If we question the Hebrew term further, we find that it also means “to recover.” We can recover an item we lost, and we can recover from illness or injury (e.g., 1 Kings 13:6). Recovering in this latter sense, while returning us to health, does not erase the illness or the disease or the moral failings to which we succumbed, it covers them over the way an upholsterer recovers the stained and frayed fabric of an old chaise. When we are thusly recovered, we seem new only at first blush. For without a record of our misses, our meanness, our self-righteous judgements, our selfish grievances and grief—how can we possibly grow our neshamas into souls that do not fail the same way again, and again?
Return is like time-travel, we are never sure we are in fact returning to the time before we erred. And even if we did, and we could—where in this is the record of our struggle?
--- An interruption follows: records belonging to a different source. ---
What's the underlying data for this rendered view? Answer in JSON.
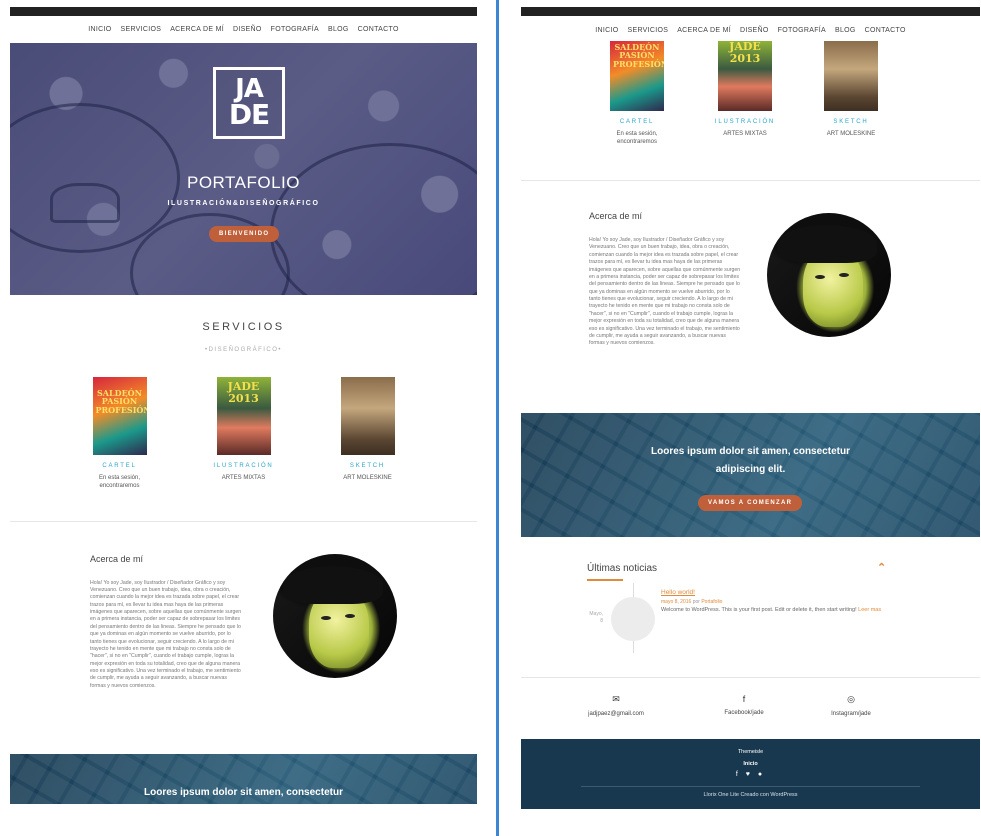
{
  "nav": [
    "INICIO",
    "SERVICIOS",
    "ACERCA DE MÍ",
    "DISEÑO",
    "FOTOGRAFÍA",
    "BLOG",
    "CONTACTO"
  ],
  "hero": {
    "logo_top": "JA",
    "logo_bottom": "DE",
    "title": "PORTAFOLIO",
    "subtitle": "ILUSTRACIÓN&DISEÑOGRÁFICO",
    "button": "BIENVENIDO"
  },
  "services": {
    "title": "SERVICIOS",
    "subtitle": "•DISEÑOGRÁFICO•",
    "items": [
      {
        "name": "CARTEL",
        "desc": "En esta sesión, encontraremos",
        "poster_text": "SALDEÓN PASIÓN PROFESIÓN"
      },
      {
        "name": "ILUSTRACIÓN",
        "desc": "ARTES MIXTAS",
        "poster_text": "JADE 2013"
      },
      {
        "name": "SKETCH",
        "desc": "ART MOLESKINE",
        "poster_text": ""
      }
    ]
  },
  "about": {
    "title": "Acerca de mí",
    "body": "Hola! Yo soy Jade, soy Ilustrador / Diseñador Gráfico y soy Venezuano. Creo que un buen trabajo, idea, obra o creación, comienzan cuando la mejor idea es trazada sobre papel, el crear trazos para mí, es llevar tu idea mas haya de las primeras imágenes que aparecen, sobre aquellas que comúnmente surgen en a primera instancia, poder ser capaz de sobrepasar los limites del pensamiento dentro de las lineas. Siempre he pensado que lo que ya dominas en algún momento se vuelve aburrido, por lo tanto tienes que evolucionar, seguir creciendo. A lo largo de mi trayecto he tenido en mente que mi trabajo no consta solo de \"hacer\", si no en \"Cumplir\", cuando el trabajo cumple, logras la mejor expresión en toda su totalidad, creo que de alguna manera eso es significativo. Una vez terminado el trabajo, me sentimiento de cumplir, me ayuda a seguir avanzando, a buscar nuevas formas y nuevos comienzos."
  },
  "banner": {
    "text_line1": "Loores ipsum dolor sit amen, consectetur",
    "text_line2": "adipiscing elit.",
    "button": "VAMOS A COMENZAR"
  },
  "news": {
    "title": "Últimas noticias",
    "date_month": "Mayo,",
    "date_day": "8",
    "post_title": "Hello world!",
    "post_date": "mayo 8, 2016",
    "post_by": "por",
    "post_author": "Portafolio",
    "post_excerpt": "Welcome to WordPress. This is your first post. Edit or delete it, then start writing!",
    "post_more": "Leer mas"
  },
  "contact": [
    {
      "icon": "✉",
      "label": "jadjpaez@gmail.com"
    },
    {
      "icon": "f",
      "label": "Facebook/jade"
    },
    {
      "icon": "◎",
      "label": "Instagram/jade"
    }
  ],
  "footer": {
    "line1": "Themeisle",
    "line2": "Inicio",
    "social": "f ♥ ●",
    "credits": "Llorix One Lite Creado con WordPress"
  },
  "colors": {
    "accent": "#c0603a",
    "link": "#e08a3c",
    "service": "#2aa6c9",
    "footer": "#18384f"
  }
}
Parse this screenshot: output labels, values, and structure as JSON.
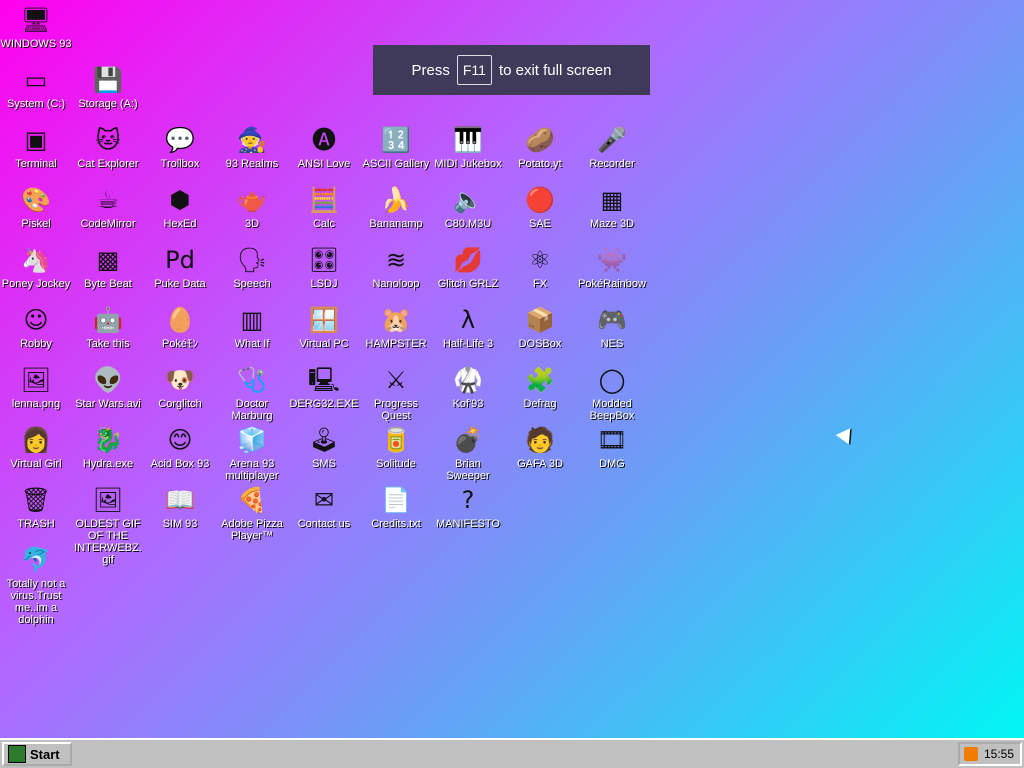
{
  "banner": {
    "press": "Press",
    "key": "F11",
    "rest": "to exit full screen"
  },
  "icons": [
    {
      "label": "WINDOWS 93",
      "glyph": "🖥"
    },
    {
      "label": "System (C:)",
      "glyph": "▭"
    },
    {
      "label": "Storage (A:)",
      "glyph": "💾"
    },
    {
      "label": "Terminal",
      "glyph": "▣"
    },
    {
      "label": "Cat Explorer",
      "glyph": "🐱"
    },
    {
      "label": "Trollbox",
      "glyph": "💬"
    },
    {
      "label": "93 Realms",
      "glyph": "🧙"
    },
    {
      "label": "ANSI Love",
      "glyph": "🅐"
    },
    {
      "label": "ASCII Gallery",
      "glyph": "🔢"
    },
    {
      "label": "MIDI Jukebox",
      "glyph": "🎹"
    },
    {
      "label": "Potato.yt",
      "glyph": "🥔"
    },
    {
      "label": "Recorder",
      "glyph": "🎤"
    },
    {
      "label": "Piskel",
      "glyph": "🎨"
    },
    {
      "label": "CodeMirror",
      "glyph": "☕"
    },
    {
      "label": "HexEd",
      "glyph": "⬢"
    },
    {
      "label": "3D",
      "glyph": "🫖"
    },
    {
      "label": "Calc",
      "glyph": "🧮"
    },
    {
      "label": "Bananamp",
      "glyph": "🍌"
    },
    {
      "label": "C80.M3U",
      "glyph": "🔈"
    },
    {
      "label": "SAE",
      "glyph": "🔴"
    },
    {
      "label": "Maze 3D",
      "glyph": "▦"
    },
    {
      "label": "Poney Jockey",
      "glyph": "🦄"
    },
    {
      "label": "Byte Beat",
      "glyph": "▩"
    },
    {
      "label": "Puke Data",
      "glyph": "Pd"
    },
    {
      "label": "Speech",
      "glyph": "🗣"
    },
    {
      "label": "LSDJ",
      "glyph": "🎛"
    },
    {
      "label": "Nanoloop",
      "glyph": "≋"
    },
    {
      "label": "Glitch GRLZ",
      "glyph": "💋"
    },
    {
      "label": "FX",
      "glyph": "⚛"
    },
    {
      "label": "PokéRainbow",
      "glyph": "👾"
    },
    {
      "label": "Robby",
      "glyph": "☺"
    },
    {
      "label": "Take this",
      "glyph": "🤖"
    },
    {
      "label": "Pokéﾓﾝ",
      "glyph": "🥚"
    },
    {
      "label": "What If",
      "glyph": "▥"
    },
    {
      "label": "Virtual PC",
      "glyph": "🪟"
    },
    {
      "label": "HAMPSTER",
      "glyph": "🐹"
    },
    {
      "label": "Half-Life 3",
      "glyph": "λ"
    },
    {
      "label": "DOSBox",
      "glyph": "📦"
    },
    {
      "label": "NES",
      "glyph": "🎮"
    },
    {
      "label": "lenna.png",
      "glyph": "🖼"
    },
    {
      "label": "Star Wars.avi",
      "glyph": "👽"
    },
    {
      "label": "Corglitch",
      "glyph": "🐶"
    },
    {
      "label": "Doctor Marburg",
      "glyph": "🩺"
    },
    {
      "label": "DERG32.EXE",
      "glyph": "🖳"
    },
    {
      "label": "Progress Quest",
      "glyph": "⚔"
    },
    {
      "label": "Kof'93",
      "glyph": "🥋"
    },
    {
      "label": "Defrag",
      "glyph": "🧩"
    },
    {
      "label": "Modded BeepBox",
      "glyph": "◯"
    },
    {
      "label": "Virtual Girl",
      "glyph": "👩"
    },
    {
      "label": "Hydra.exe",
      "glyph": "🐉"
    },
    {
      "label": "Acid Box 93",
      "glyph": "😊"
    },
    {
      "label": "Arena 93 multiplayer",
      "glyph": "🧊"
    },
    {
      "label": "SMS",
      "glyph": "🕹"
    },
    {
      "label": "Solitude",
      "glyph": "🥫"
    },
    {
      "label": "Brian Sweeper",
      "glyph": "💣"
    },
    {
      "label": "GAFA 3D",
      "glyph": "🧑"
    },
    {
      "label": "DMG",
      "glyph": "🎞"
    },
    {
      "label": "TRASH",
      "glyph": "🗑"
    },
    {
      "label": "OLDEST GIF OF THE INTERWEBZ.gif",
      "glyph": "🖼"
    },
    {
      "label": "SIM 93",
      "glyph": "📖"
    },
    {
      "label": "Adobe Pizza Player™",
      "glyph": "🍕"
    },
    {
      "label": "Contact us",
      "glyph": "✉"
    },
    {
      "label": "Credits.txt",
      "glyph": "📄"
    },
    {
      "label": "MANIFESTO",
      "glyph": "?"
    },
    {
      "label": "Totally not a virus.Trust me..im a dolphin",
      "glyph": "🐬"
    }
  ],
  "taskbar": {
    "start_label": "Start",
    "clock": "15:55"
  }
}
Recovered, we will always be defined both by the recovery and by that from which we recovered. Just as a recovered alcoholic is not the same as someone who has never lusted after a drink, so the sorry sinner is not the same as the innocent.
Tate in Himl, let me wear my sins with humility, let me try whole-heartedly to heal the pain I have caused others, and recover from who I was when cause it I did. May forgiveness, theirs and Yours, flow like cooling water over the yetzer that is as much I as I am I.